Fierce competition among supermarkets desperate to maintain market share normally provides a bulwark against sharp inflation in food prices, but Brexit could rewrite the rules, said Fraser McKevitt, an analyst at Kantar group’s London office.
“We wouldn’t expect to see anything come through immediately, but if sterling does remain weak, we are likely to see impact on some prices,” he stated.
“Around 40 percent of food in the UK is imported.”
Diluted purchasing power
Price comparison website mysupermarket.com has already reported an increase of one percent in the price of an average basket of supermarket goods in July, blaming “fears of Brexit” for the second consecutive month of price hikes.
There are also fears over the UK housing market, but deflation is more of a concern than price rises in this key sector.
Figures released Monday showed that residential rents for new lets in London had fallen for the first time in six years, according to the first study published on the issue since Britain voted to leave the European Union.
While good news for tenants, it will leave landlords worse off.
In addition, homeowners have seen the value of their property rise on average by just 2.1 percent in the year up tol August, a slowdown from the breakneck growth of recent years, according to property website Rightmove.

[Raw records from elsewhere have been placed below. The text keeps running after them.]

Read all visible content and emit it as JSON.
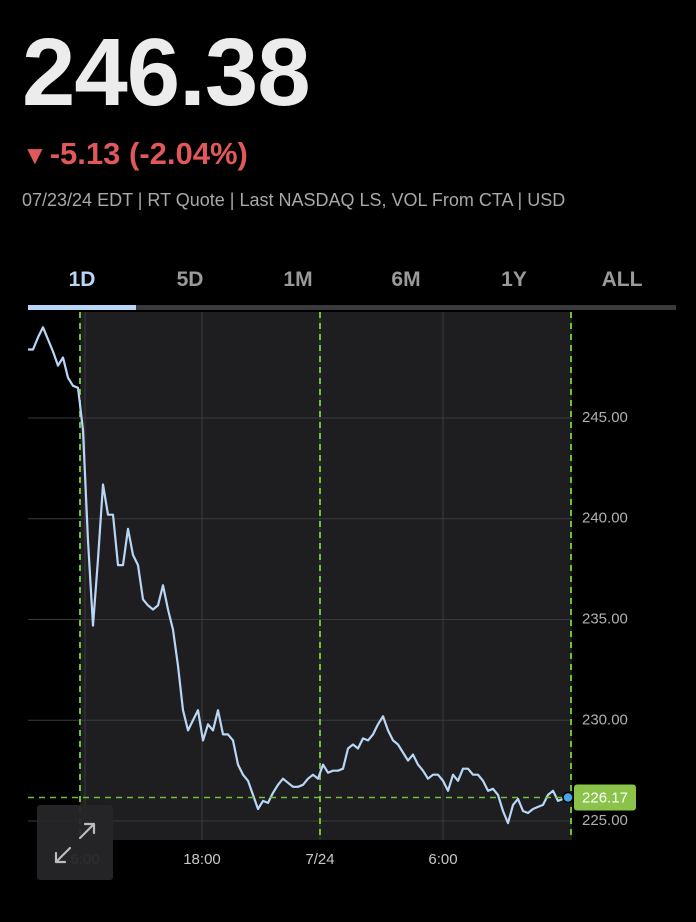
{
  "header": {
    "price": "246.38",
    "change": "-5.13 (-2.04%)",
    "info": "07/23/24 EDT | RT Quote | Last NASDAQ LS, VOL From CTA | USD"
  },
  "tabs": [
    "1D",
    "5D",
    "1M",
    "6M",
    "1Y",
    "ALL"
  ],
  "chart_data": {
    "type": "line",
    "color": "#b9d6f7",
    "values": [
      248.4,
      248.4,
      249.0,
      249.5,
      248.9,
      248.3,
      247.6,
      248.0,
      247.0,
      246.6,
      246.5,
      244.4,
      238.9,
      234.7,
      238.0,
      241.7,
      240.2,
      240.2,
      237.7,
      237.7,
      239.5,
      238.2,
      237.7,
      236.0,
      235.7,
      235.5,
      235.7,
      236.7,
      235.5,
      234.5,
      232.7,
      230.5,
      229.5,
      230.0,
      230.5,
      229.0,
      229.8,
      229.5,
      230.5,
      229.3,
      229.3,
      229.0,
      227.8,
      227.3,
      227.0,
      226.3,
      225.6,
      226.0,
      225.9,
      226.4,
      226.8,
      227.1,
      226.9,
      226.7,
      226.7,
      226.8,
      227.1,
      227.3,
      227.1,
      227.8,
      227.4,
      227.5,
      227.5,
      227.6,
      228.6,
      228.8,
      228.6,
      229.1,
      229.0,
      229.3,
      229.8,
      230.2,
      229.5,
      229.0,
      228.8,
      228.4,
      228.0,
      228.3,
      227.8,
      227.5,
      227.1,
      227.3,
      227.3,
      227.0,
      226.5,
      227.3,
      227.0,
      227.6,
      227.6,
      227.3,
      227.3,
      227.0,
      226.5,
      226.6,
      226.3,
      225.5,
      224.9,
      225.8,
      226.1,
      225.5,
      225.4,
      225.6,
      225.7,
      225.8,
      226.3,
      226.5,
      226.0,
      226.1,
      226.17
    ],
    "last_price": 226.17,
    "xlim": [
      0,
      108
    ],
    "xticks": [
      {
        "value": 11.4,
        "label": "6:00"
      },
      {
        "value": 34.8,
        "label": "18:00"
      },
      {
        "value": 58.4,
        "label": "7/24"
      },
      {
        "value": 83,
        "label": "6:00"
      }
    ],
    "ylim": [
      224.06,
      250.26
    ],
    "yticks": [
      {
        "value": 225,
        "label": "225.00"
      },
      {
        "value": 230,
        "label": "230.00"
      },
      {
        "value": 235,
        "label": "235.00"
      },
      {
        "value": 240,
        "label": "240.00"
      },
      {
        "value": 245,
        "label": "245.00"
      }
    ],
    "grid": true
  }
}
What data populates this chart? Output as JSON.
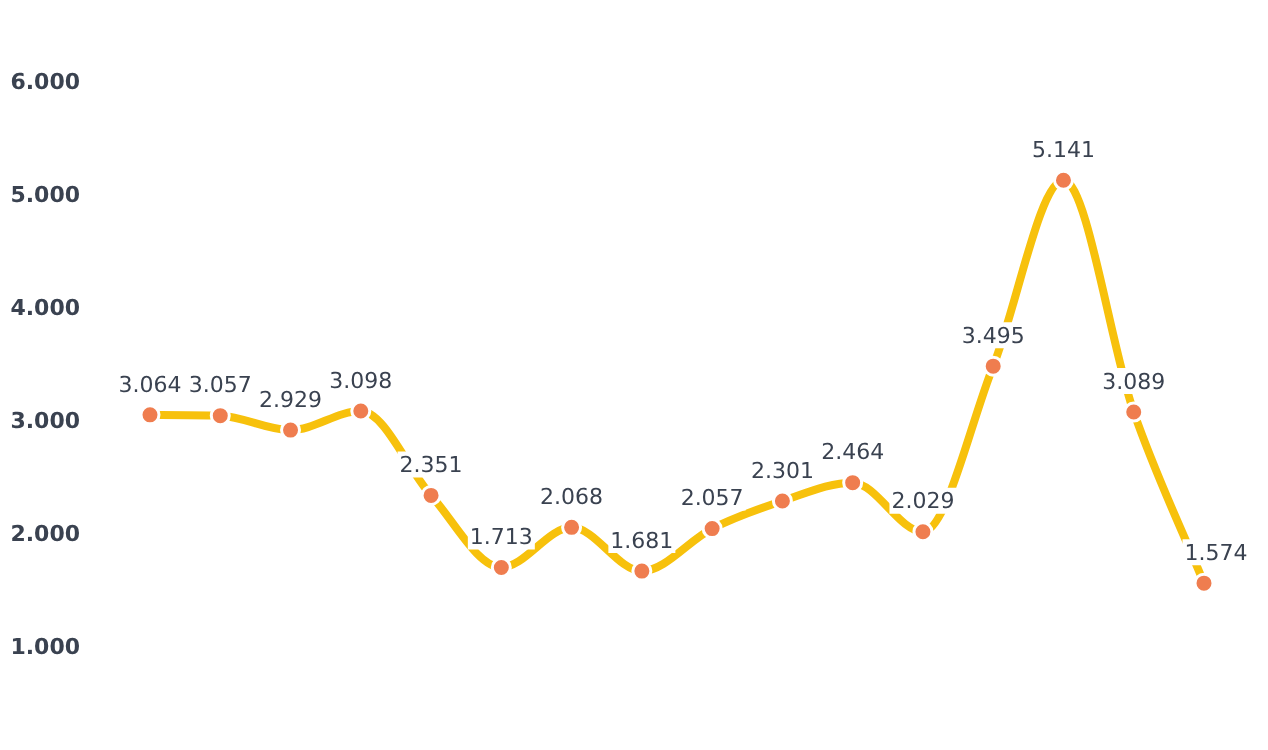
{
  "chart_data": {
    "type": "line",
    "categories": [
      null,
      null,
      null,
      null,
      null,
      null,
      null,
      null,
      null,
      null,
      null,
      null,
      null,
      null,
      null,
      null
    ],
    "series": [
      {
        "color": "#f7c10c",
        "values": [
          3.064,
          3.057,
          2.929,
          3.098,
          2.351,
          1.713,
          2.068,
          1.681,
          2.057,
          2.301,
          2.464,
          2.029,
          3.495,
          5.141,
          3.089,
          1.574
        ]
      }
    ],
    "ylim": [
      1,
      6
    ],
    "yticks": [
      {
        "value": 1,
        "label": "1.000"
      },
      {
        "value": 2,
        "label": "2.000"
      },
      {
        "value": 3,
        "label": "3.000"
      },
      {
        "value": 4,
        "label": "4.000"
      },
      {
        "value": 5,
        "label": "5.000"
      },
      {
        "value": 6,
        "label": "6.000"
      }
    ],
    "data_labels": true,
    "grid": false,
    "legend": false,
    "marker": "circle",
    "line_style": "solid"
  }
}
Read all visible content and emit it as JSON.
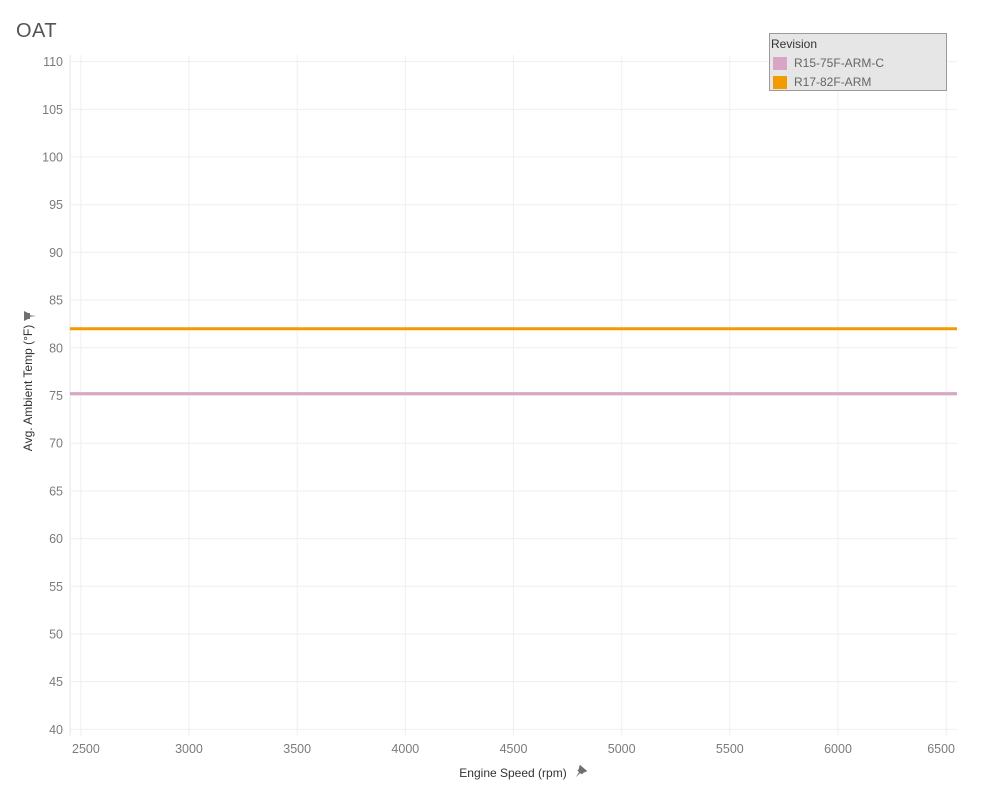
{
  "title": "OAT",
  "legend": {
    "title": "Revision",
    "items": [
      {
        "label": "R15-75F-ARM-C",
        "color": "#d9a5c4"
      },
      {
        "label": "R17-82F-ARM",
        "color": "#f29b00"
      }
    ]
  },
  "chart_data": {
    "type": "line",
    "title": "OAT",
    "xlabel": "Engine Speed (rpm)",
    "ylabel": "Avg. Ambient Temp (°F)",
    "xlim": [
      2450,
      6550
    ],
    "ylim": [
      39.3,
      110.7
    ],
    "x_ticks": [
      2500,
      3000,
      3500,
      4000,
      4500,
      5000,
      5500,
      6000,
      6500
    ],
    "y_ticks": [
      40,
      45,
      50,
      55,
      60,
      65,
      70,
      75,
      80,
      85,
      90,
      95,
      100,
      105,
      110
    ],
    "grid": true,
    "legend_position": "top-right",
    "series": [
      {
        "name": "R15-75F-ARM-C",
        "color": "#d9a5c4",
        "x": [
          2450,
          6550
        ],
        "y": [
          75.2,
          75.2
        ]
      },
      {
        "name": "R17-82F-ARM",
        "color": "#f29b00",
        "x": [
          2450,
          6550
        ],
        "y": [
          82,
          82
        ]
      }
    ]
  }
}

Despite Brexit’s tremors being felt in the economy, official figures do not yet reveal wild price fluctuations, reporting only a slight rise in inflation of 0.6 percent in July.
But experts expect stronger inflation growth over the next few months, boosted by the increased costs of imported goods and more volatile goods such as alcoholic drinks.
The Bank of England has also deployed monetary weapons in an attempt to stop the economy sliding into recession, which are expected to increase the money supply and as a result boost inflation and further weaken the pound.